Молодая жена, изменившая мужу,
собираясь уйти, собирала вещички,
он молчал, зажигал и обламывал спички,
а она объясненьями мучила душу.
Сели ужинать, водки махнули, во-первых,
приводила мотивы, глупей не придумать,
кисть ударом о стену разбил как придурок,
чтоб ее не убить, не сдержавшись, на нервах.
К девяти заказная явилась машина,
часть нажитого в кузов перекочевала,
из совместного лихо себя корчевала,
и, как женщина, тихо заплакал мужчина.
А потом на работу к ней ездил опасно,
оставлял полевые ромашки и розы,
и в махровых бутонах, похожи на слезы,
непролитые росы стояли напрасно.
7 августа 2005
Твоим рисункам
Даше
Твои рисунки бедные в моей победной книжке,
бумага тускло-бледная, и горестей в излишке.
Тела несовершенные, косой летящий почерк,
дела незавершенные, меж ними воздух-прочерк.
Во все четыре стороны распахнутый набросок,
до встречного, до скорого – дорога, путник, посох.
По случаю под тучею, а там алмазный отсвет,
судьба змеей гремучею, а там разбойный посвист.
Не бойся, все оплачено, рисуй дома и лица,
что трачено – не трачено, что длится – то продлится.
Виват тебе, наследница, мой знак и признак чуда!
Вон видишь, в небо лестница?
Я присмотрю оттуда.
3 сентября 2005
«Мое физическое тело…»
Мое физическое тело
что делало, то и хотело,
а если делать не хотело,
кривилось, мялось и болело.
Душа Божественная в теле
всегда держалась еле-еле,
но как там все на самом деле,
чтоб знали, власти не хотели.
Струна Божественная пела,
душа рвалась, рвалась из тела,
куда-то в высоту летела,
а оболочка все пустела.
Болезненный полезен опыт:
строкой удержанные стропы,
под небом вечной Азиопы
растрачен трепет, шепот, ропот.
Душа, расставшаяся с телом,
не может быть единым целым.
И лекарем остолбенелым
жизнь пишет белое на белом.
4 сентября 2005
«Этой ночью…»
Этой ночью
я увидела все воочью:
что скажут о нас люди
и на каком преподнесут блюде.
Я думала о значении Юры
для русской литературы,
и о том, что надо о нем
написать роман,
уникальный, на 168 стран.
Юра, если ты меня слышишь,
может, сам и напишешь?
Но, Бог мой, что значит вечность
там, где правит сердечность!
Ночью этой
шептали стихи поэты,
и я знала, на каком кто месте,
и снился жених невесте.
6 сентября 2005
Опус
Часть первая:
– Так целебно смотреть на девушек.
– Так смотри.
– Так целебно брать их за руку.
– Так бери.
– Так целебно лежать с ними в постели.
– Так лежи.
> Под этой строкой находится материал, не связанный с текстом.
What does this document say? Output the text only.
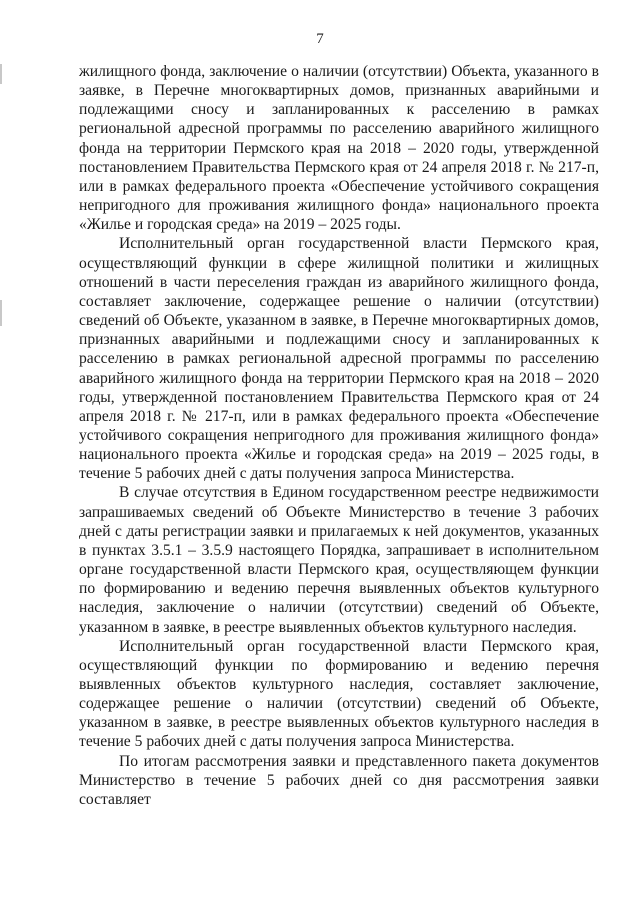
7

жилищного фонда, заключение о наличии (отсутствии) Объекта, указанного в заявке, в Перечне многоквартирных домов, признанных аварийными и подлежащими сносу и запланированных к расселению в рамках региональной адресной программы по расселению аварийного жилищного фонда на территории Пермского края на 2018 – 2020 годы, утвержденной постановлением Правительства Пермского края от 24 апреля 2018 г. № 217-п, или в рамках федерального проекта «Обеспечение устойчивого сокращения непригодного для проживания жилищного фонда» национального проекта «Жилье и городская среда» на 2019 – 2025 годы.

Исполнительный орган государственной власти Пермского края, осуществляющий функции в сфере жилищной политики и жилищных отношений в части переселения граждан из аварийного жилищного фонда, составляет заключение, содержащее решение о наличии (отсутствии) сведений об Объекте, указанном в заявке, в Перечне многоквартирных домов, признанных аварийными и подлежащими сносу и запланированных к расселению в рамках региональной адресной программы по расселению аварийного жилищного фонда на территории Пермского края на 2018 – 2020 годы, утвержденной постановлением Правительства Пермского края от 24 апреля 2018 г. № 217-п, или в рамках федерального проекта «Обеспечение устойчивого сокращения непригодного для проживания жилищного фонда» национального проекта «Жилье и городская среда» на 2019 – 2025 годы, в течение 5 рабочих дней с даты получения запроса Министерства.

В случае отсутствия в Едином государственном реестре недвижимости запрашиваемых сведений об Объекте Министерство в течение 3 рабочих дней с даты регистрации заявки и прилагаемых к ней документов, указанных в пунктах 3.5.1 – 3.5.9 настоящего Порядка, запрашивает в исполнительном органе государственной власти Пермского края, осуществляющем функции по формированию и ведению перечня выявленных объектов культурного наследия, заключение о наличии (отсутствии) сведений об Объекте, указанном в заявке, в реестре выявленных объектов культурного наследия.

Исполнительный орган государственной власти Пермского края, осуществляющий функции по формированию и ведению перечня выявленных объектов культурного наследия, составляет заключение, содержащее решение о наличии (отсутствии) сведений об Объекте, указанном в заявке, в реестре выявленных объектов культурного наследия в течение 5 рабочих дней с даты получения запроса Министерства.

По итогам рассмотрения заявки и представленного пакета документов Министерство в течение 5 рабочих дней со дня рассмотрения заявки составляет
Только знай, что я тебя убью.
Часть вторая:
– Так целебно смотреть на девушек.
– Так смотри.
– Так целебно брать их за руку.
– Так бери.
– Так целебно лежать с ними в постели.
– Так лежи. Делай, что хочешь, только будь жив.
6 сентября 2005
«Спрашивают: зачем вы пишете…»
Спрашивают: зачем вы пишете,
когда до вас писали Пушкин и Гете?
Спрашиваю: зачем вы живете,
когда до вас жили Цезарь и Македонский?
6 сентября 2005
«В госпитале располосованы метры…»
В госпитале располосованы метры,
полоса розовая и голубая —
ровно гекзаметры. Геометры
клали пол – как стихи слагали.
Кто-то же озаботился, чтобы родом молитвы
в этом месте скуки, тоски и боли
нежных линий зазвучали ритмы,
и полегчало само собою.
От луны на полу квадраты,
светотени нарисованы ставнями.
Кто-то же озаботился моей бессонницей стандартною
не погубить – а полюбить заново.
9 сентября 2005
На 28 сентября 2005
Забраться в глухую деревню,
в приморский и горный отель,
на небо смотреть и деревья,
где всё – акварель и пастель,
зеленое и голубое,
сверкающий ультрамарин, —
пока ты со мной, я с тобою,
и мы в этом царстве царим.
Не скучно ли – ты меня спросишь,
не скучно – отвечу тебе,
пока на душе твоей просинь,
и осень прозрачнее весен,
и бес при седой бороде.
28 сентября 2005
«Бугенвилии, бугенвилии…»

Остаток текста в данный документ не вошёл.